GPU cluster requests
If your app has specific GPU needs, or is GPU intensive, you can specify the type and number of GPUs in the cluster by using your deployer schema. If you specify your GPU needs, assisted cluster creation is disabled.
Your app may request a generic Nvidia GPU, or a specific Nvidia platform.
Requirements for Verification process
Apps are executed in our Verification system to ensure that:
- Installation succeeds: All resources are applied and waited for to become healthy.
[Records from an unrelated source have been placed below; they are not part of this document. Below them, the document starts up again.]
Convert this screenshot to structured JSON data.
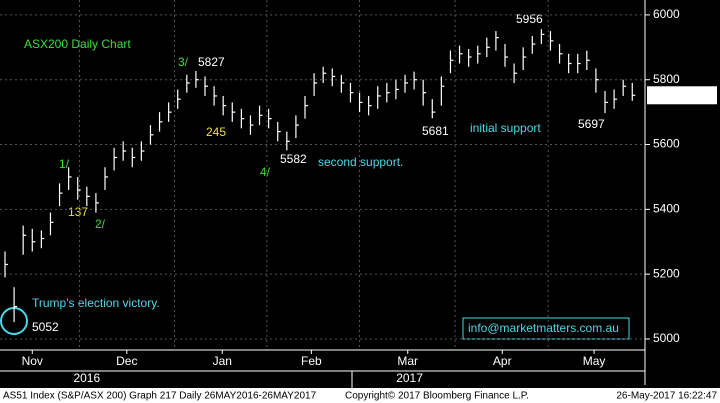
{
  "chart_data": {
    "type": "hlc",
    "title": "ASX200 Daily Chart",
    "x": [
      0,
      1,
      2,
      3,
      4,
      5,
      6,
      7,
      8,
      9,
      10,
      11,
      12,
      13,
      14,
      15,
      16,
      17,
      18,
      19,
      20,
      21,
      22,
      23,
      24,
      25,
      26,
      27,
      28,
      29,
      30,
      31,
      32,
      33,
      34,
      35,
      36,
      37,
      38,
      39,
      40,
      41,
      42,
      43,
      44,
      45,
      46,
      47,
      48,
      49,
      50,
      51,
      52,
      53,
      54,
      55,
      56,
      57,
      58,
      59,
      60,
      61,
      62,
      63,
      64,
      65,
      66,
      67,
      68,
      69
    ],
    "series": [
      {
        "name": "high",
        "color": "#ffffff",
        "values": [
          5270,
          5160,
          5350,
          5340,
          5335,
          5390,
          5480,
          5530,
          5500,
          5470,
          5450,
          5530,
          5590,
          5610,
          5590,
          5610,
          5660,
          5700,
          5730,
          5770,
          5815,
          5827,
          5810,
          5780,
          5750,
          5730,
          5710,
          5690,
          5720,
          5710,
          5670,
          5640,
          5690,
          5750,
          5820,
          5840,
          5835,
          5815,
          5790,
          5760,
          5750,
          5780,
          5790,
          5800,
          5815,
          5825,
          5800,
          5740,
          5810,
          5890,
          5905,
          5895,
          5905,
          5930,
          5950,
          5910,
          5850,
          5900,
          5935,
          5956,
          5950,
          5910,
          5880,
          5880,
          5890,
          5835,
          5765,
          5770,
          5800,
          5790
        ]
      },
      {
        "name": "low",
        "color": "#ffffff",
        "values": [
          5190,
          5052,
          5260,
          5270,
          5280,
          5320,
          5410,
          5460,
          5430,
          5410,
          5390,
          5460,
          5520,
          5550,
          5530,
          5550,
          5600,
          5640,
          5670,
          5710,
          5760,
          5775,
          5750,
          5720,
          5690,
          5670,
          5650,
          5630,
          5660,
          5650,
          5610,
          5582,
          5620,
          5680,
          5750,
          5790,
          5780,
          5760,
          5730,
          5700,
          5690,
          5710,
          5730,
          5740,
          5760,
          5770,
          5720,
          5681,
          5720,
          5820,
          5850,
          5840,
          5850,
          5870,
          5890,
          5840,
          5790,
          5830,
          5880,
          5910,
          5890,
          5850,
          5820,
          5820,
          5830,
          5760,
          5697,
          5710,
          5750,
          5735
        ]
      },
      {
        "name": "close",
        "color": "#ffffff",
        "values": [
          5230,
          5100,
          5320,
          5300,
          5310,
          5360,
          5450,
          5500,
          5460,
          5440,
          5420,
          5500,
          5560,
          5580,
          5560,
          5580,
          5630,
          5670,
          5700,
          5740,
          5790,
          5800,
          5780,
          5750,
          5720,
          5700,
          5680,
          5660,
          5690,
          5680,
          5640,
          5610,
          5660,
          5720,
          5790,
          5820,
          5810,
          5790,
          5760,
          5730,
          5720,
          5750,
          5760,
          5770,
          5790,
          5800,
          5760,
          5700,
          5780,
          5860,
          5880,
          5870,
          5880,
          5900,
          5930,
          5870,
          5820,
          5870,
          5910,
          5940,
          5920,
          5880,
          5850,
          5850,
          5860,
          5800,
          5730,
          5740,
          5780,
          5752
        ]
      }
    ],
    "xlim": [
      -0.55,
      70.4
    ],
    "xticks": [
      {
        "value": 3,
        "label": "Nov"
      },
      {
        "value": 13.4,
        "label": "Dec"
      },
      {
        "value": 23.9,
        "label": "Jan"
      },
      {
        "value": 33.7,
        "label": "Feb"
      },
      {
        "value": 44.3,
        "label": "Mar"
      },
      {
        "value": 54.7,
        "label": "Apr"
      },
      {
        "value": 64.8,
        "label": "May"
      }
    ],
    "years": [
      {
        "value": 9,
        "label": "2016"
      },
      {
        "value": 44.5,
        "label": "2017"
      }
    ],
    "ylim": [
      4966,
      6046
    ],
    "yticks": [
      5000,
      5200,
      5400,
      5600,
      5800,
      6000
    ],
    "grid": true,
    "last_price": "5751.7002",
    "annotations": {
      "trump": "Trump's election victory.",
      "low_5052": "5052",
      "wave1": "1/",
      "wave2": "2/",
      "wave3": "3/",
      "wave4": "4/",
      "pts137": "137",
      "pts245": "245",
      "high_5827": "5827",
      "low_5582": "5582",
      "second_support": "second support.",
      "low_5681": "5681",
      "initial_support": "initial support",
      "high_5956": "5956",
      "low_5697": "5697",
      "email": "info@marketmatters.com.au"
    },
    "footer": {
      "left": "AS51 Index (S&P/ASX 200) Graph 217  Daily 26MAY2016-26MAY2017",
      "middle": "Copyright© 2017 Bloomberg Finance L.P.",
      "right": "26-May-2017 16:22:47"
    }
  }
}
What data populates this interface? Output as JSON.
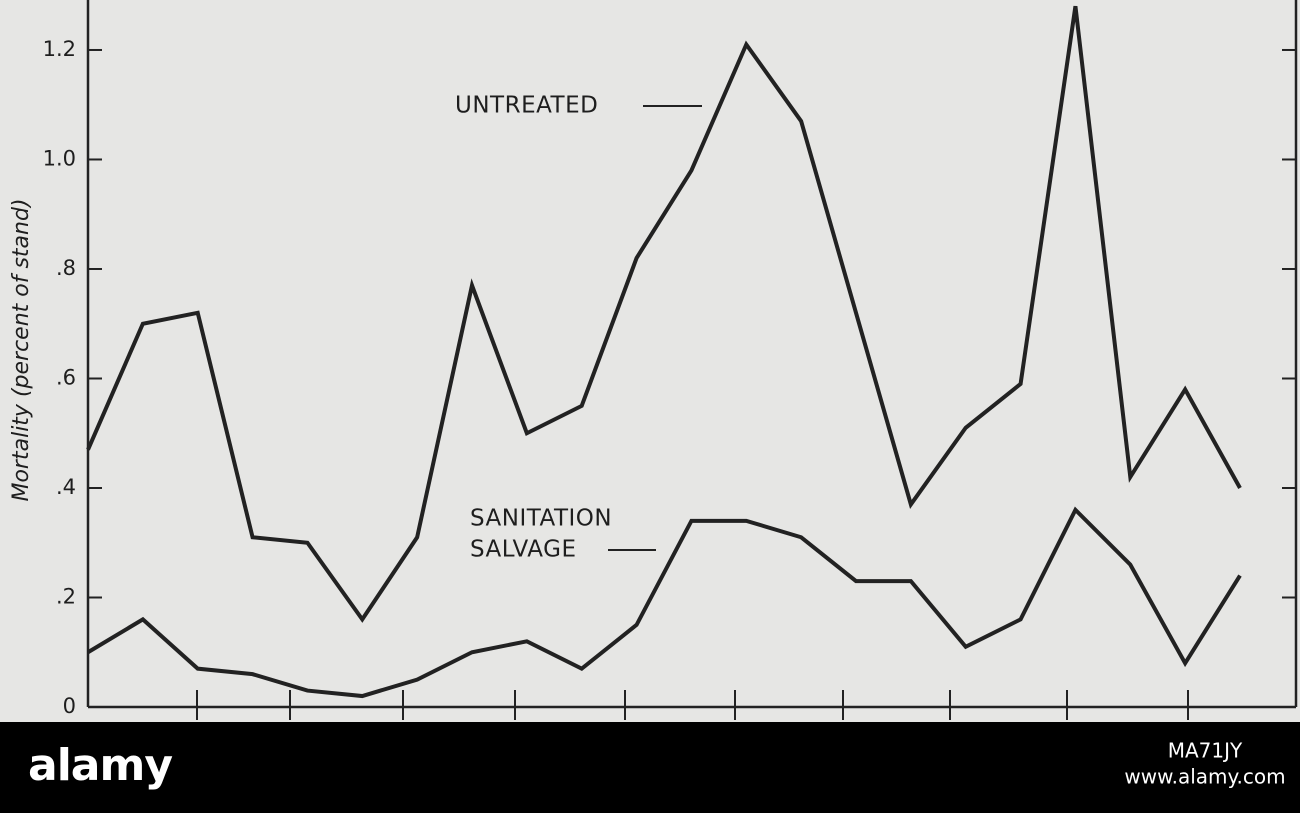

- Functionality tests pass: The deployer starts the Tester Pod and watches its exit status. Zero means success, non-zero means failure.
- Uninstallation succeeds: App and all its resources are successfully removed from the cluster.
Successful results are required before an app can be published to the Google Cloud Marketplace.
For details on how to package, execute, and verify these functionality tests, follow the documentation on Verification integration.
Requirements for your user guide
Your user guide must include the following information:
Overview
- A general app overview, covering basic functions and configuration options. This section must also link to the published product on Cloud Marketplace.
One-time setup
- Configuring client tools such as
kubectl
or Helm. as applicable. - Installing the Application CustomResourceDefinition (CRD), so that your cluster can manage the Application resource.
- If you are selling a commercial app, steps for acquiring and deploying a license Secret from Cloud Marketplace.
Installation
- Commands for deploying the app.
- Passing parameters available in UI configuration.
- Pinning image references to immutable digests.
If you add custom input fields to your deployer schema, add information about the expected values, if applicable.
Basic Usage
- Connecting to an admin console (if applicable).
- Connecting a client tool and running a sample command (if applicable).
- Modifying usernames and passwords.
- Enabling ingress and installing TLS certs (if applicable).
Back up and restore
- Backing up app state.
- Restoring app state from a backup.
Image updates
- Updating the app images for patches or minor updates.
Scaling
- Scaling the app (if applicable).
Deletion
- Deleting the app.
- Cleaning up any resources that might be intentionally orphaned, such as PersistentVolumeClaims.